Indeed, just about everything is done on the computer these days. There is internet banking which has now moved to the level of mobile banking; there is the use of the computer to pay just about every available bill; and people now make purchases from their computer. Gone are the days when the more affluent households bought the large volumes of the Encyclopedia Britannica which was the prime reference document because it contained information about everything possible under the sun. All the research information could be accessed from the confines of the most ordinary home that possesses a computer.
Learning is simplified because the computer could be a most willing teacher. In fact, in the developed world there is distance learning facilitated by the computer. With programmes such as Skype and the other visual connection facilities people could be in another continent and share knowledge. And if this sounds farfetched, there was the case of doctors in one continent seeking the assistance of others during a sophisticated surgical intervention.
It was with these things in mind that many people welcomed this Government initiative. We are short of teachers in many skilled areas. Mathematics and the sciences are the worst hit in the education system. With the few teachers around one can imagine the impact of the computer, especially since Guyana launched a distance education programme.
However, all does not seem to be well with this programme. There were initial complaints about the unit cost of the computer. These were netbooks, only capable of accessing the internet and to have them cost some US$250 per seemed exorbitant. Similar netbooks were being retailed at just over US$150 per unit. And there was a view that this should have been the cost of the computers supplied by the government.
Indeed providing the computers could not have been a cheap programme. It was supposed to cost the country US$27 million. But the government got some special concessions from the Chinese manufacturers. They donated a few hundred computers to the programme and they spoke about setting up an assembly plant in Guyana. Again the OLPF was proving more than beneficiary.
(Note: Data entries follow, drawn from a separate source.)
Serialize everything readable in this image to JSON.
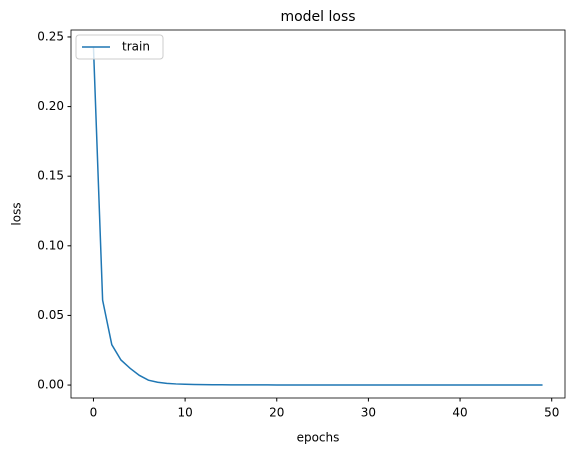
{
  "chart_data": {
    "type": "line",
    "title": "model loss",
    "x_label": "epochs",
    "y_label": "loss",
    "x": [
      0,
      1,
      2,
      3,
      4,
      5,
      6,
      7,
      8,
      9,
      10,
      11,
      12,
      13,
      14,
      15,
      16,
      17,
      18,
      19,
      20,
      21,
      22,
      23,
      24,
      25,
      26,
      27,
      28,
      29,
      30,
      31,
      32,
      33,
      34,
      35,
      36,
      37,
      38,
      39,
      40,
      41,
      42,
      43,
      44,
      45,
      46,
      47,
      48,
      49
    ],
    "series": [
      {
        "name": "train",
        "color": "#1f77b4",
        "values": [
          0.243,
          0.061,
          0.029,
          0.018,
          0.012,
          0.007,
          0.0035,
          0.002,
          0.0012,
          0.0008,
          0.0006,
          0.0004,
          0.0003,
          0.00025,
          0.0002,
          0.00017,
          0.00014,
          0.00012,
          0.0001,
          9e-05,
          8e-05,
          7e-05,
          6e-05,
          5e-05,
          5e-05,
          4e-05,
          4e-05,
          3e-05,
          3e-05,
          3e-05,
          2e-05,
          2e-05,
          2e-05,
          2e-05,
          2e-05,
          1e-05,
          1e-05,
          1e-05,
          1e-05,
          1e-05,
          1e-05,
          1e-05,
          1e-05,
          1e-05,
          1e-05,
          1e-05,
          1e-05,
          1e-05,
          1e-05,
          1e-05
        ]
      }
    ],
    "xlim": [
      -2.45,
      51.45
    ],
    "ylim": [
      -0.0093,
      0.255
    ],
    "xticks": [
      0,
      10,
      20,
      30,
      40,
      50
    ],
    "yticks": [
      {
        "value": 0,
        "label": "0.00"
      },
      {
        "value": 0.05,
        "label": "0.05"
      },
      {
        "value": 0.1,
        "label": "0.10"
      },
      {
        "value": 0.15,
        "label": "0.15"
      },
      {
        "value": 0.2,
        "label": "0.20"
      },
      {
        "value": 0.25,
        "label": "0.25"
      }
    ],
    "legend": "upper left",
    "grid": false
  }
}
To construct an assembly plant in Guyana was actually bringing employment to Guyana. The other benefit was that the shipping cost for the computers would have been removed from the cost of the total package.
At the same time the government was laying a US$30 million cable to transmit its own bandwidth to facilitate among things, e-governance and the OLPF. Suddenly these two programmes seem to have run out of steam. For one, the OLPF programme which was initially a programme that would be fuelled by applications from the people suddenly found itself mired in problems. Political considerations saw some households getting as many as five computers.
There were instances of the police being asked to intervene into the irregularities but there have been no prosecutions. Again the political directorate has risen to the support and defence of its own. We have not failed to notice that some of the people administering the programme have been sent home pending an investigation into a fraud. More than 100 of the computers disappeared from the headquarters.
The cable programme is mired in problems. Something as simple as laying cable seems to be a technological nightmare to the extent that almost one year after that cable should have been in the capital and ready for use, it is still nowhere near to being installed.
The worst of all is that schools in the hinterland are ignored. These are the schools that do not have the best teachers; instead they have substandard facilities. The computers would have helped them through the distance education programme. The distribution package has not reached them. But it did reach a few pensioners and those government departments where special people work.